Plant Suspected in Botulism Cases Had Production Issues
Friday, July 20, 2007
An Augusta, Ga., plant that makes the canned chili sauce suspected in a botulism outbreak had a production problem about two months ago, though a check of the cans had found no problems, a company official said yesterday.
Cans of chili sauce found in the houses of an Indiana couple and two children in Texas who were sick were produced around the time of the Castleberry's Food production problem, company spokesman Dave Melbourne said.
"We found not only chili sauce in both, but the same type," said Ezra Barzilay, an epidemiologist with the Centers for Disease Control and Prevention.
About two months ago, cans were coming out of a heating and sterilizing process too hot before going into a cooling canal, he said. Company officials stopped production because they wanted to make sure cans had not expanded and possibly allowed contamination, he said.
A check of can contents by independent evaluators also found no problems, Melbourne said. State and federal investigators have not found proof of problems that could explain the contamination, said Georgia Agriculture Commissioner Tommy Irvin.

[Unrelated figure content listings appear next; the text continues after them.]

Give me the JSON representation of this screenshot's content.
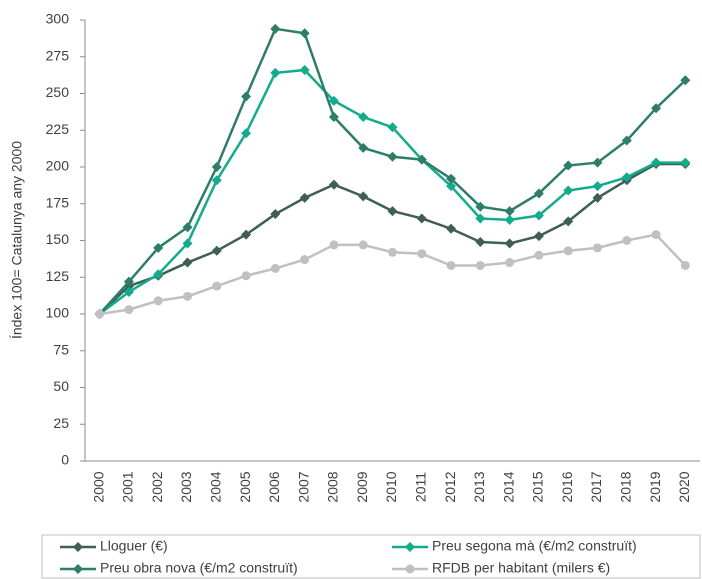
{
  "chart_data": {
    "type": "line",
    "y_label": "Índex 100= Catalunya any 2000",
    "categories": [
      "2000",
      "2001",
      "2002",
      "2003",
      "2004",
      "2005",
      "2006",
      "2007",
      "2008",
      "2009",
      "2010",
      "2011",
      "2012",
      "2013",
      "2014",
      "2015",
      "2016",
      "2017",
      "2018",
      "2019",
      "2020"
    ],
    "series": [
      {
        "name": "Lloguer (€)",
        "color": "#3f5f55",
        "marker": "diamond",
        "values": [
          100,
          119,
          126,
          135,
          143,
          154,
          168,
          179,
          188,
          180,
          170,
          165,
          158,
          149,
          148,
          153,
          163,
          179,
          191,
          202,
          202
        ]
      },
      {
        "name": "Preu segona mà (€/m2 construït)",
        "color": "#14ab8c",
        "marker": "diamond",
        "values": [
          100,
          115,
          127,
          148,
          191,
          223,
          264,
          266,
          245,
          234,
          227,
          205,
          187,
          165,
          164,
          167,
          184,
          187,
          193,
          203,
          203
        ]
      },
      {
        "name": "Preu obra nova (€/m2 construït)",
        "color": "#2e7d69",
        "marker": "diamond",
        "values": [
          100,
          122,
          145,
          159,
          200,
          248,
          294,
          291,
          234,
          213,
          207,
          205,
          192,
          173,
          170,
          182,
          201,
          203,
          218,
          240,
          259
        ]
      },
      {
        "name": "RFDB per habitant (milers €)",
        "color": "#c0c0c0",
        "marker": "circle",
        "values": [
          100,
          103,
          109,
          112,
          119,
          126,
          131,
          137,
          147,
          147,
          142,
          141,
          133,
          133,
          135,
          140,
          143,
          145,
          150,
          154,
          133
        ]
      }
    ],
    "ylim": [
      0,
      300
    ],
    "yticks": [
      0,
      25,
      50,
      75,
      100,
      125,
      150,
      175,
      200,
      225,
      250,
      275,
      300
    ],
    "grid": false
  }
}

The company, which is owned by Bumble Bee Seafoods and based in San Diego, is cooperating, Melbourne said.
Botulism is a muscle-paralyzing disease caused by a toxin made by bacteria commonly found in soil.
Each year, the CDC records roughly 25 cases of foodborne botulism poisoning. Most involve home-canned foods. CDC epidemiologist Michael Lynch said the last U.S. case of botulism linked to commercially sold canned food was in the 1970s.
The FDA warned consumers to throw away 10-ounce cans of Castleberry's, Austex and Kroger brands of hot dog chili sauce with "best by" dates from April 30, 2009, through May 22, 2009.